La filiera alimentare è responsabile di un quarto delle emissioni di gas serra: quello che mangiamo, quindi, non è sostenibile come potrebbe sembrare. Le foreste vengono tagliate per creare foraggio per gli animali, liberando così grandi quantità di carbone nell’atmosfera. Mucche, pecore, galline digeriscono il loro cibo, producendo metano. In più combustibili fossili vengono usati per far funzionare le macchine necessarie per l’agricoltura, creare fertilizzante e spedire in tutto il mondo il cibo. Pensateci la prossima volta che comprerete quel delizioso avocado dal Messico.
Ovviamente non tutto il cibo ha lo stesso impatto ambientale, il bestiame è la causa di circa il 14,5% delle emissioni serra mondiali: per metterlo in prospettiva, equivale alle emissioni di macchine, camion, aerei e barche messi insieme. Se guardiamo ancora più nel dettaglio, manzo e agnello sono i maggiori responsabili, seguiti da maiali e polli.
Questi dati, però sono legati a molti fattori differenti: per esempio la carne prodotta negli Stati Uniti e in Europa produce meno emissioni di quella dell’Argentina o del Brasile. Questo è dovuto al fatto che in Brasile, e altri Paesi sudamericani, milioni di acri di foresta pluviale sono stati bruciati per far spazio alla produzione di carne, mentre in America o Italia gli spazi utilizzati erano già esistenti.
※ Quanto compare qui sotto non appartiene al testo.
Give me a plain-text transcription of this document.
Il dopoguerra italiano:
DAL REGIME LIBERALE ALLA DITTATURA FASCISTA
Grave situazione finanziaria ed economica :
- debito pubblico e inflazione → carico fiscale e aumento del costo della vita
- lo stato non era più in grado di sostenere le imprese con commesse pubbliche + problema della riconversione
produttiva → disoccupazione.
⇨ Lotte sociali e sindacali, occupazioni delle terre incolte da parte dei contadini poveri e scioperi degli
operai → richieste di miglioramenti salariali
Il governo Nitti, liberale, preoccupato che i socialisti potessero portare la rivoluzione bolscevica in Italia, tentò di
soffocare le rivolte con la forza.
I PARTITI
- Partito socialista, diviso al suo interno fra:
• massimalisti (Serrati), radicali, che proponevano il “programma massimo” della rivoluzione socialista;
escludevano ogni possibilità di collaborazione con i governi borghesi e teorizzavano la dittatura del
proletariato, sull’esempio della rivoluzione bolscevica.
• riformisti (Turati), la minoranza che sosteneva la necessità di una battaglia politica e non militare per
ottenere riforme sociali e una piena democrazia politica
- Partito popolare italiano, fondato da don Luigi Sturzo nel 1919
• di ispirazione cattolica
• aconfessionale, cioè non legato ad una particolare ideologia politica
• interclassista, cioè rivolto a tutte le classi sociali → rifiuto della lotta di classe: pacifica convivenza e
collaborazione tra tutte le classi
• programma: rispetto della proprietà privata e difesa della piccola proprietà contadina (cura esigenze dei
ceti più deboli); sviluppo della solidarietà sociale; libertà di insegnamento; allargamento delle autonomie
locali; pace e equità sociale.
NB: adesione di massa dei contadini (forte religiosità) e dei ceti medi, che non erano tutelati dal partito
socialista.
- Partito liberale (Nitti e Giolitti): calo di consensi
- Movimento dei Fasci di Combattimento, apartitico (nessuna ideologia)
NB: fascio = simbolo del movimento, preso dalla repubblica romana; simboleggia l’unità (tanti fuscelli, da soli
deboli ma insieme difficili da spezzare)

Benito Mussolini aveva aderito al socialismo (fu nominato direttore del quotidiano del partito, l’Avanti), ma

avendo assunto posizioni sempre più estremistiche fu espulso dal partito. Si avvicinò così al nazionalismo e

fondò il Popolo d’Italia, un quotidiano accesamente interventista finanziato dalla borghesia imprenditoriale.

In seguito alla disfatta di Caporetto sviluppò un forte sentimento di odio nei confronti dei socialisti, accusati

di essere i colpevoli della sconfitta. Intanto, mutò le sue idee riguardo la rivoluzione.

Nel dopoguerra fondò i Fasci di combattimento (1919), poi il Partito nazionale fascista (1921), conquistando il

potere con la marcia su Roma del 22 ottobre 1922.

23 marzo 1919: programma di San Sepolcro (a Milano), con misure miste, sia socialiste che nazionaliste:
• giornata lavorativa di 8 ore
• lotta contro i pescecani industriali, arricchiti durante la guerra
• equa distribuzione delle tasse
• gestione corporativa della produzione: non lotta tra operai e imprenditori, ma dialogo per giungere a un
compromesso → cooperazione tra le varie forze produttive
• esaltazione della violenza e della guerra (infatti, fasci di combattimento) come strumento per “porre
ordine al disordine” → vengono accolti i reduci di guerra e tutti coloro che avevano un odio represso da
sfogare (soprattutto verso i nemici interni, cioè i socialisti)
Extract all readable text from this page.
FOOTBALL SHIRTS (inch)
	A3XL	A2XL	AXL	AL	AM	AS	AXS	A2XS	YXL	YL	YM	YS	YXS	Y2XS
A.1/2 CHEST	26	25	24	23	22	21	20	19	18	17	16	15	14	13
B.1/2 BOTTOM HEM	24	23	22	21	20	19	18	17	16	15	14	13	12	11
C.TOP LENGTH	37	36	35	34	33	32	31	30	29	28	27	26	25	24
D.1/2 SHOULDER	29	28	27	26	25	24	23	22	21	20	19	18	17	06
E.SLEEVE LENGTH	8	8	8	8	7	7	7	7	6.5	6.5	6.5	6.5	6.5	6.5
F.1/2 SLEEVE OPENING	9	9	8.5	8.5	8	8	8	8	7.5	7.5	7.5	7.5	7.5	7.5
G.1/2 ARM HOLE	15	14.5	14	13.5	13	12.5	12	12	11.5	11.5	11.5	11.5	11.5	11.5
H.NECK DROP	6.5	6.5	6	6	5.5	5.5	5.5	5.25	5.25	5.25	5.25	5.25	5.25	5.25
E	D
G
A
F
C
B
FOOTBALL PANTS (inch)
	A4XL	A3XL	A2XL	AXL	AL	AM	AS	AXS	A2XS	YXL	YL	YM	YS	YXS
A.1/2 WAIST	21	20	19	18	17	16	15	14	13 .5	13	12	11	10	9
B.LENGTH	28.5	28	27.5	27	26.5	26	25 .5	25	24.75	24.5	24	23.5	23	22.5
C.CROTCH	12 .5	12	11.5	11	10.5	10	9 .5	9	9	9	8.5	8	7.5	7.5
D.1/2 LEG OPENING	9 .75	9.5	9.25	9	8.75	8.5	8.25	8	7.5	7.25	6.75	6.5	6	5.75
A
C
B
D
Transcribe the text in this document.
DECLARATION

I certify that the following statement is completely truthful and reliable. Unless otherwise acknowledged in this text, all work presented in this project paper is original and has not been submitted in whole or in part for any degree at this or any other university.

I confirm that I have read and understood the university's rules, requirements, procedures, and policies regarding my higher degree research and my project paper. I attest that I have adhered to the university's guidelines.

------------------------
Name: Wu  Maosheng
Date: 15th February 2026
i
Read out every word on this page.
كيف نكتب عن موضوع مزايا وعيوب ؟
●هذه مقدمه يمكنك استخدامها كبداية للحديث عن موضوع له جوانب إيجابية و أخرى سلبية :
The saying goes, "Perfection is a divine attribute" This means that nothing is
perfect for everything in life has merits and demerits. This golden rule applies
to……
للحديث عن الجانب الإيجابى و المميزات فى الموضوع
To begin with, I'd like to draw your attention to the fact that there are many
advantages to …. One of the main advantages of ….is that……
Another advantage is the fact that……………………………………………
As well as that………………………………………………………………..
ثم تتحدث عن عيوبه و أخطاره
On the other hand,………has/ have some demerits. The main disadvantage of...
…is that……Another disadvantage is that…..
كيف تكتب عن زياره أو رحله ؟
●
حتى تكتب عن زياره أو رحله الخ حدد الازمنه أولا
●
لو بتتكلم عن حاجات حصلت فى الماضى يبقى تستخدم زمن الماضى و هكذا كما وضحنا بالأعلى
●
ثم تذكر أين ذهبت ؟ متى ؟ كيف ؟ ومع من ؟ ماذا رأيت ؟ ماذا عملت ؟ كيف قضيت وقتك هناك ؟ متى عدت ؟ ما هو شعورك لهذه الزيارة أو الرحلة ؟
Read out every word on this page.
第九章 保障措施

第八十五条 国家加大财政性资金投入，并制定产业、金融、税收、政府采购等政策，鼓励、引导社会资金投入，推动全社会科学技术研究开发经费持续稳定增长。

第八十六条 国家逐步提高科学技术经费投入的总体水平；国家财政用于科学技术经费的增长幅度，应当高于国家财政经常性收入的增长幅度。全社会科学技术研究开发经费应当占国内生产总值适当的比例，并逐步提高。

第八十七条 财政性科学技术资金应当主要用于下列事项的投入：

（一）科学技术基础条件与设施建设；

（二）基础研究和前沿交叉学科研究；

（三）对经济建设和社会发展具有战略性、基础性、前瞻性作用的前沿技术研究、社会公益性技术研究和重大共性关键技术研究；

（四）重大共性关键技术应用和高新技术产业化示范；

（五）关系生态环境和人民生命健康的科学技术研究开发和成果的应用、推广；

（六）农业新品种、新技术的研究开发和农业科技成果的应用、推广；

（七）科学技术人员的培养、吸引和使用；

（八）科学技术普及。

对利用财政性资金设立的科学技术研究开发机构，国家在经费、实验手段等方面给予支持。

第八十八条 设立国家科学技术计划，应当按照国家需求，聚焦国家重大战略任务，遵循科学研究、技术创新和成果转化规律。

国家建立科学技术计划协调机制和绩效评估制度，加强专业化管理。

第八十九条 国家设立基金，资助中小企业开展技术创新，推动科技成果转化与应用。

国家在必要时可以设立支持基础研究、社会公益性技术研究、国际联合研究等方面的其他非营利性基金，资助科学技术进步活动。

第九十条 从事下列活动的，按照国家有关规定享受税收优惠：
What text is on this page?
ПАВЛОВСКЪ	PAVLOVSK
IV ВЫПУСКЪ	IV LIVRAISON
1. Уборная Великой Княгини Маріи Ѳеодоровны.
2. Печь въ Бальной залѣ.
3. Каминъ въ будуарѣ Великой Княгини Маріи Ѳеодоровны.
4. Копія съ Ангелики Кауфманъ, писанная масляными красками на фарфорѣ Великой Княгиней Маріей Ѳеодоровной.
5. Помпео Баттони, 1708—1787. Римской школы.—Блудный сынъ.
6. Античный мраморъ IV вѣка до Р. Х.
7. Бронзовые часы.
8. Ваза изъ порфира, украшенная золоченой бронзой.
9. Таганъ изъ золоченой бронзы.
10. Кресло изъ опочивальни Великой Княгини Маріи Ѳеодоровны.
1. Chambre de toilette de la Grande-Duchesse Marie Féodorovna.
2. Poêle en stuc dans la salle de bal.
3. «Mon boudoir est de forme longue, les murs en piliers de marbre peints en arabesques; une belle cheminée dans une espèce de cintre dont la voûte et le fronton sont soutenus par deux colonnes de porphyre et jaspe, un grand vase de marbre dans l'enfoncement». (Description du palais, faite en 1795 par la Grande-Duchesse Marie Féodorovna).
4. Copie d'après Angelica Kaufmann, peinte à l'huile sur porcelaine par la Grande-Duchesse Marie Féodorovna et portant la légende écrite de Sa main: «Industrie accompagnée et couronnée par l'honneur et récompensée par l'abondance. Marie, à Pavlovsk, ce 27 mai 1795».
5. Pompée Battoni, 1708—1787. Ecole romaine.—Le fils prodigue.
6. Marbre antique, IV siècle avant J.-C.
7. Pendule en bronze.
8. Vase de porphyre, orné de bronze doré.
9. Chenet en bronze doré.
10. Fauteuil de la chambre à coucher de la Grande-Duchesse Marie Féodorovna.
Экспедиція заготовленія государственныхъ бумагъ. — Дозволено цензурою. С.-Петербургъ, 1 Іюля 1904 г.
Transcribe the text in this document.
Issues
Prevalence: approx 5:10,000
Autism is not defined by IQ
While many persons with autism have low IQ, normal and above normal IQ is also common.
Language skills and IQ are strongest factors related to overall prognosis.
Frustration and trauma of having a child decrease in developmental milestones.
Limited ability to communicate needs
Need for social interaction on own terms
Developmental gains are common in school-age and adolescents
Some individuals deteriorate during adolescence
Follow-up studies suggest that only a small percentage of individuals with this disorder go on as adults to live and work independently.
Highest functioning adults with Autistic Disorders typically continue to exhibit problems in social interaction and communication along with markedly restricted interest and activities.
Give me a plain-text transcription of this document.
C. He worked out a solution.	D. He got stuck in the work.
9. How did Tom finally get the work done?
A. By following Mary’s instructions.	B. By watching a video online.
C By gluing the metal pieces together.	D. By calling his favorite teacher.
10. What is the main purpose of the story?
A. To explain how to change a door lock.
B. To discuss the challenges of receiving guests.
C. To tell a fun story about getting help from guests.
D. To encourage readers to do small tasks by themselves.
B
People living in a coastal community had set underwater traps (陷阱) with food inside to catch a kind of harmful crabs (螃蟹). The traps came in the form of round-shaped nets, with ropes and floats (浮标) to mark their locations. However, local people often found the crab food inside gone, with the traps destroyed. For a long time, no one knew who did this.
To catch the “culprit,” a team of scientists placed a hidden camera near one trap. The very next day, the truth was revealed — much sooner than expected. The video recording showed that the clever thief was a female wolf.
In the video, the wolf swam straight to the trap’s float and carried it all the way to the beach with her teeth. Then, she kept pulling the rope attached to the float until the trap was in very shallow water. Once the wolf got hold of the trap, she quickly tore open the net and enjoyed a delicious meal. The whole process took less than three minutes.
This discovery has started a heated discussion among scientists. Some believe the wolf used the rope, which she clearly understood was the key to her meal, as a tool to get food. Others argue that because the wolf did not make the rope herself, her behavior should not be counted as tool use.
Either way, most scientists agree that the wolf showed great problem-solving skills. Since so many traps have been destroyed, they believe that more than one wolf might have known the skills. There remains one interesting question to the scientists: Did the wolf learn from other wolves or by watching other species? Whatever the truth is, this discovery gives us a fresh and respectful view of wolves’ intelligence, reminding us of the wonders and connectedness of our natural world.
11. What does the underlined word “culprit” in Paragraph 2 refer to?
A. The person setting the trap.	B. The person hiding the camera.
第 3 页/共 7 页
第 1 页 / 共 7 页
Tutti questi dati, quindi, vanno contestualizzati. Una cosa però è certa, le piante producono meno inquinamento della carne.
Da dove vengono tutte le missioni?
Per 0, 5 kg di carne sono necessari 1,5 kg circa di grano, in più sono necessarie più terra e acqua per produrre un kilo di proteina animale che vegetale.
La differenza delle emissioni tra le varie specie animali, invece, è dovuta da vari fattori, ma principalmente dal funzionamento del loro apparato digestivo: quello di mucche e agnelli, infatti, produce più metano di, per esempio, quello di maiali e galline.
E il pesce?
Il pesce ha un’impronta molto piccola, ma anche in questo caso bisogna contestualizzare. Se pescate un pesce nel fiume, le emissioni di gas serra saranno sicuramente molto basse e la vostra coscienza ambientale può riposare in pace. Le cose cambiano, invece, per quello pescato in mare o negli oceani, per cui è necessario usare benzina per le navi. C’è anche da considerare che al momento un incremento della pesca sarebbe rischioso per l’ambiente e la biodiversità, dato che abbiamo già raggiunto la soglia limite per la maggior parte delle specie.
Le “fattorie del pesce” possono essere una valida alternativa, soprattutto quando si parla di molluschi, ma lo stesso non si può dire di tutti i casi. In Asia intere foreste di mangrovie sono state abbattute per far spazio alle fattorie di pesce, mentre in Cina la produzione di pesce ha emesso grandi quantità di metano.
Come diminuire il nostro impatto?
Cambiare dieta sarebbe un primo passo verso una maggiore sostenibilità. Consumare meno carne rossa o latticini riduce molto il nostro impatto ambientale, anche senza diventare necessariamente vegani. Per esempio, maiale, pollo, uova e pesce hanno un’impronta minore, anche se le verdure e i legumi rimangono in vetta alla classifica della sostenibilità.
Diventare vegetariani ridurrebbe fino a un terzo la nostra impronta ambientale e rinunciando anche ai latticini aiuterebbe ancora di più.
In definitiva, non è necessario eliminare completamente la carne dalla nostra dieta, ma è consigliato ridurne drasticamente il consumo. Inoltre, per ridurre le emissioni, dovremmo rendere la produzione della carne più efficiente e meno impattante: alcuni studi hanno anche ipotizzato di poter ridurre le emissioni di gas serra grazie all’introduzione di alghe nella dieta degli animali.
Serve davvero a qualcosa?
La principale causa di produzione di gas serra rimane comunque l’utilizzo di combustibili fossili (65%). Questa, però, non può essere una scusa: cambiare le abitudini alimentari porterebbe a un impatto positivo significativo: è praticamente impossibile eliminare tutte le nostre emissioni nella filiera del cibo, ma possiamo ridurle sensibilmente con pochi accorgimenti e qualche sacrificio.